Damit wären im selben Zeitraum rund 200 Zivilisten durch die Luftschläge gestorben. Gleichzeitig wirft Hengaw dem Roten Halbmond im Iran vor, mit seiner niedrigen Gesamtschätzung der Toten „Teil einer bewussten Strategie der Unterschätzung und Verschleierung durch die Behörden“ zu sein. Alle Berichterstatter gehen davon aus, dass die zivilen Opferzahlen steigen werden.
Über Videoaufnahmen verifiziert ist mittlerweile, dass am Samstag eine Mädchenschule in der Stadt Minab, südlich von Teheran getroffen wurde. Sie grenzt an einen Komplex der iranischen Revolutionsgarden, der am selben Tag bombardiert wurde. Bis zum Jahr 2013 war das Gebäude, in dem die Schule untergebracht war, mit dem militärischen Teil verbunden. Erst später wurde es baulich abgetrennt.
Mehr als 160 Kinder sind laut iranischen Staatsmedien in der Schule gestorben.
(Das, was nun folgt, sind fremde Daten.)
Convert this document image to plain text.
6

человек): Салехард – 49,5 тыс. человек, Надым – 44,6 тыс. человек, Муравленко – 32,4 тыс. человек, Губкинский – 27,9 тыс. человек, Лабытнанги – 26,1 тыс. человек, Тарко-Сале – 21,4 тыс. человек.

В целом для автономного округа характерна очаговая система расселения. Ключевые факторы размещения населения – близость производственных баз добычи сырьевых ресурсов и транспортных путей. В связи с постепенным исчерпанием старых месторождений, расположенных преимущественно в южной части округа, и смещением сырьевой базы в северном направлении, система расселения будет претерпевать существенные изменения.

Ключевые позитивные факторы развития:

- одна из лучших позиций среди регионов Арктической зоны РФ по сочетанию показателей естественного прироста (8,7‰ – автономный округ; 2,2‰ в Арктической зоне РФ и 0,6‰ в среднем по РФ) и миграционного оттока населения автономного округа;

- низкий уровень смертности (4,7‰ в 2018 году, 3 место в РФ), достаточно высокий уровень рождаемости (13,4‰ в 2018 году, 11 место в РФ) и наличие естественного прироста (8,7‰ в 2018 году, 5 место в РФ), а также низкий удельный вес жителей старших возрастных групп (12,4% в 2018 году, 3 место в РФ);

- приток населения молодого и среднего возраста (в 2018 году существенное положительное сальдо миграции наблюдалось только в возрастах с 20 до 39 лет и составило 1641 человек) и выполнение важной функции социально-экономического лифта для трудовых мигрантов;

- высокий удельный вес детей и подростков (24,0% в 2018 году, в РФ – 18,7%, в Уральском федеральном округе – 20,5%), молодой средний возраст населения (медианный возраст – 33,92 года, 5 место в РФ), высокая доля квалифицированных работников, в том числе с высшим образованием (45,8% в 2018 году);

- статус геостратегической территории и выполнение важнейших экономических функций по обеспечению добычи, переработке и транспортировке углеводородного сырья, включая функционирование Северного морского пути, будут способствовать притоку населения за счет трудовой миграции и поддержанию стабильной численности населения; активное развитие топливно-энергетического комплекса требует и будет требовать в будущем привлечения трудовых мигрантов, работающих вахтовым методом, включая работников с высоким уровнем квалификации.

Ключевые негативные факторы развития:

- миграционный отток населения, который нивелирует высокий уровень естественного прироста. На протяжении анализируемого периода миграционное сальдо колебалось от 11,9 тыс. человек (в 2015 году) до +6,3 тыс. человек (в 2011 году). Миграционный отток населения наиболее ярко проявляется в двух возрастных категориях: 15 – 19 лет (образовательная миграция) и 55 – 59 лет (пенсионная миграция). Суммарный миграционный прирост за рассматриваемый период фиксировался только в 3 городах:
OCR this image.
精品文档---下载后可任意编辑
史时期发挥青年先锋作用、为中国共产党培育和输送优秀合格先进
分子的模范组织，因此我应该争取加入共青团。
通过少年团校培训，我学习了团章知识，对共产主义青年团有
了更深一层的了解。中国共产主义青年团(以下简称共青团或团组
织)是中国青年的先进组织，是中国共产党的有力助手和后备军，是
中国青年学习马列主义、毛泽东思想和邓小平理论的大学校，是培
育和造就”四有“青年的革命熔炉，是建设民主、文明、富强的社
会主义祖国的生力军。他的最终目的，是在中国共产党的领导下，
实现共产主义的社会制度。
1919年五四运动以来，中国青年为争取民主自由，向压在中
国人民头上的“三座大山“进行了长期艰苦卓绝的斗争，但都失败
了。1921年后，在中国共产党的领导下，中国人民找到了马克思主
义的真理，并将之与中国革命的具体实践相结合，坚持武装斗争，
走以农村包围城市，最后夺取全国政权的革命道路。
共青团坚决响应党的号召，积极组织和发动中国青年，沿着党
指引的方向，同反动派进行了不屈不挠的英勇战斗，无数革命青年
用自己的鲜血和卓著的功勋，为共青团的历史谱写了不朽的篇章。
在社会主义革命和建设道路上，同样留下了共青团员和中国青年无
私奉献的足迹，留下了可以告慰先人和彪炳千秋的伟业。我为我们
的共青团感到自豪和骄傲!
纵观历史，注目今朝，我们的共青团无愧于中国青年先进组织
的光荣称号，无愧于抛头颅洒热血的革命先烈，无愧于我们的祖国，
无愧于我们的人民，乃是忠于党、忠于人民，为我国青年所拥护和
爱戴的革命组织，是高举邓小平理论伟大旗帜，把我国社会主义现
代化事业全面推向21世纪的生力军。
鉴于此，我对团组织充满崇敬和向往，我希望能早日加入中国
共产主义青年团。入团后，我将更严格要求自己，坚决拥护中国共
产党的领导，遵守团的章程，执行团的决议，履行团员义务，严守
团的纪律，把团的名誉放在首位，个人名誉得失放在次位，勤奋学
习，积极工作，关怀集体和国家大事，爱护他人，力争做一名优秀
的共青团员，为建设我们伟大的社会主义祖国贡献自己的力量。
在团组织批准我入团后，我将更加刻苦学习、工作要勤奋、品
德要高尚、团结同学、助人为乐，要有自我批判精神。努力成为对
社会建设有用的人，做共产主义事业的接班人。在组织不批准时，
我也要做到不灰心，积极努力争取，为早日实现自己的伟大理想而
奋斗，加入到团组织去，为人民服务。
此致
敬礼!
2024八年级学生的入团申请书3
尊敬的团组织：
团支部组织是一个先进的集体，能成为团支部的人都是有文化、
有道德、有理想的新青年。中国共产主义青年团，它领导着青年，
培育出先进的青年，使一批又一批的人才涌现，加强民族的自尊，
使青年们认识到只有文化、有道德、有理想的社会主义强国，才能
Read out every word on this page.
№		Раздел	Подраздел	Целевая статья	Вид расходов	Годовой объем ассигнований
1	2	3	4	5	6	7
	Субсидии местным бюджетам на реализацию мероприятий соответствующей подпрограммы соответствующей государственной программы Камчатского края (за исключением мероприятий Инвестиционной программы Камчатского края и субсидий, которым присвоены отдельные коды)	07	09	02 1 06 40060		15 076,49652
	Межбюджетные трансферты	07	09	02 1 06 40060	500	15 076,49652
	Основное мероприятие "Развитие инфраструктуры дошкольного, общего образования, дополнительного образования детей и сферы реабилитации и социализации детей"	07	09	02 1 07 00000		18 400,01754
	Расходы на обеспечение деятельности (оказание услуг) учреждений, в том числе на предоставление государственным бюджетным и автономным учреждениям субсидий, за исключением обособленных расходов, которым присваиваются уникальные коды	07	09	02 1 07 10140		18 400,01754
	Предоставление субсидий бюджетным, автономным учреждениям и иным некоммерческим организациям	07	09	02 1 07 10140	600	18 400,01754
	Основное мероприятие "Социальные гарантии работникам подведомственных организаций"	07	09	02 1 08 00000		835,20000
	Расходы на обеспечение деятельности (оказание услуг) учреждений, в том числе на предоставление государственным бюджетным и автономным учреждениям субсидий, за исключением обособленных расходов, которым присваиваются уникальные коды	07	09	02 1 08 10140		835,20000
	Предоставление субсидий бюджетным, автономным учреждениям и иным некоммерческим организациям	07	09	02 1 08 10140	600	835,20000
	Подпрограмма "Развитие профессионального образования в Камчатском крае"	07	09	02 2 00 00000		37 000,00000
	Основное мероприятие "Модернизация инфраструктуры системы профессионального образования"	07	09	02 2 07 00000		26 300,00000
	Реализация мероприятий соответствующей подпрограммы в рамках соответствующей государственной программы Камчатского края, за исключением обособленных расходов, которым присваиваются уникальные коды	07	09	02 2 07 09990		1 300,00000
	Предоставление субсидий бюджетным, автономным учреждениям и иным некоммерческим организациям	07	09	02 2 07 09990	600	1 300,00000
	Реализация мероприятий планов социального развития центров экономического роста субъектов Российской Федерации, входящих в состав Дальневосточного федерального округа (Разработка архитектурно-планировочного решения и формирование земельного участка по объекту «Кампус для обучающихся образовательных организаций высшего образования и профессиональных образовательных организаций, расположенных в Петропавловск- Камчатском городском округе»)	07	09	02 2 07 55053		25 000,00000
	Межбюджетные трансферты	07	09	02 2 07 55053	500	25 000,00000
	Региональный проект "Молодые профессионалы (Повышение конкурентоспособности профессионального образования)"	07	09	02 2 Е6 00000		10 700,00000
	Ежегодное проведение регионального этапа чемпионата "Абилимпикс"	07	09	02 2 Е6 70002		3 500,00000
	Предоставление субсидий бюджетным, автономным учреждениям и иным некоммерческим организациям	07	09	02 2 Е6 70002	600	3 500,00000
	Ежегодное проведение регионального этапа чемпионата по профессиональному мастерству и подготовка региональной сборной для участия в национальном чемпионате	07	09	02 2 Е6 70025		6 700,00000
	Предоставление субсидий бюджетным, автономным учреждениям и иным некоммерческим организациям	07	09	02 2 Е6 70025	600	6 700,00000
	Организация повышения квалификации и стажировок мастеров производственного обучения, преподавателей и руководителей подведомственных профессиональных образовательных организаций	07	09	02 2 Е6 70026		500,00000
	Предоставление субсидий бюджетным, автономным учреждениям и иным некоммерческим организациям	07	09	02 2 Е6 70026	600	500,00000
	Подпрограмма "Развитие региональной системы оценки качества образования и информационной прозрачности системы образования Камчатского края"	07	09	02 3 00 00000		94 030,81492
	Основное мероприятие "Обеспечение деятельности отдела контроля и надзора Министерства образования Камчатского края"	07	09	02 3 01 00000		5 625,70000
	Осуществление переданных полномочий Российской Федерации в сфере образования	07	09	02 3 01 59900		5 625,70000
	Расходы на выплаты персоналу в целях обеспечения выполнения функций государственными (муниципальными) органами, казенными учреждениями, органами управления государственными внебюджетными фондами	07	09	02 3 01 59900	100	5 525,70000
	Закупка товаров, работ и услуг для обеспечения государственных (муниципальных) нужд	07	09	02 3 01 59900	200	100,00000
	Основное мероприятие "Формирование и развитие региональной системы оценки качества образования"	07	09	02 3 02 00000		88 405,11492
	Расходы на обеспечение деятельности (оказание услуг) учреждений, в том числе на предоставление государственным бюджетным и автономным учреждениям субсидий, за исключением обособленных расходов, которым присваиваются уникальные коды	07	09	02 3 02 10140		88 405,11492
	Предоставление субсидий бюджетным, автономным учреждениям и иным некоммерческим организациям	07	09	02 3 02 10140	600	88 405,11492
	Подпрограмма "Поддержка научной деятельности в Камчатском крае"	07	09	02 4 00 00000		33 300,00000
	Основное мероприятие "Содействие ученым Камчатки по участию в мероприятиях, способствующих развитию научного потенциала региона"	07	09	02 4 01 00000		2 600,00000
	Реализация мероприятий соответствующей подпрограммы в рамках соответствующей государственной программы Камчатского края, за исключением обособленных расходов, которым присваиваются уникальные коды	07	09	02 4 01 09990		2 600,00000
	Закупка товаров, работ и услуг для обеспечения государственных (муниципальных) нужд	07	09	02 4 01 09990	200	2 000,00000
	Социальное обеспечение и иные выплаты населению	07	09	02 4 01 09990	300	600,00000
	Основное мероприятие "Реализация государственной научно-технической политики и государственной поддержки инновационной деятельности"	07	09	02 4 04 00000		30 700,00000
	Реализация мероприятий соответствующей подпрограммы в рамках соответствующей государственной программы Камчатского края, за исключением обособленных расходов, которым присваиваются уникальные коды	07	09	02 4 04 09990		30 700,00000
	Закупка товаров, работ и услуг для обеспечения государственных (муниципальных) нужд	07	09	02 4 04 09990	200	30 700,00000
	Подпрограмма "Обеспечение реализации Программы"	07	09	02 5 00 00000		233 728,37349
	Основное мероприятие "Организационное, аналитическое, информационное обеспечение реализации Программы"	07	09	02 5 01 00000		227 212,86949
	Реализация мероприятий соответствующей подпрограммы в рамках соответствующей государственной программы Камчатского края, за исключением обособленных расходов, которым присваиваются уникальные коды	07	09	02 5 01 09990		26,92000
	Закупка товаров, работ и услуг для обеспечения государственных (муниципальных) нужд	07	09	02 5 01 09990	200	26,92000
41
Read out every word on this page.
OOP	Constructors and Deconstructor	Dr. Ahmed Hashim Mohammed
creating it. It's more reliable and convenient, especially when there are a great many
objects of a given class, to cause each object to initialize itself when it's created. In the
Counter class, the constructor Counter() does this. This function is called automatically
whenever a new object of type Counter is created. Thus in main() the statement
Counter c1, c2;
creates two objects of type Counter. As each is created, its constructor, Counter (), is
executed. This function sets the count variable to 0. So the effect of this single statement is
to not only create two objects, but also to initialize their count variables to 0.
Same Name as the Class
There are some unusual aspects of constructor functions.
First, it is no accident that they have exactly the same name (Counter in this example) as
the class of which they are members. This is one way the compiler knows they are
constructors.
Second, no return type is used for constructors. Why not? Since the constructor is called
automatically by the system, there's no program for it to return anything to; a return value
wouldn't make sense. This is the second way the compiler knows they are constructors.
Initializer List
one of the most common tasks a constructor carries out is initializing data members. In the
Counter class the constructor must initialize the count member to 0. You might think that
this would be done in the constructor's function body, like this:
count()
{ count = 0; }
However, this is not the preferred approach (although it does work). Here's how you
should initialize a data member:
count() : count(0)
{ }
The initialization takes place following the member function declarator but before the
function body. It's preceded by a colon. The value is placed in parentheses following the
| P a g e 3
Wer für den Angriff verantwortlich ist, war am Mittwoch nicht geklärt. US-Außenminister Marco Rubio sagte, die US-Streitkräfte würden „nicht absichtlich eine Schule anvisieren“. Das US-Kriegsministerium befasse sich mit dem Vorfall. Das UNO-Büro für Menschenrechte forderte die Untersuchung der Bombardierung der Mädchenschule. Der israelische Botschafter bei den UN, Danny Danon, sagte, die Schule könnte auch von Irans Revolutionsgarden getroffen worden sein.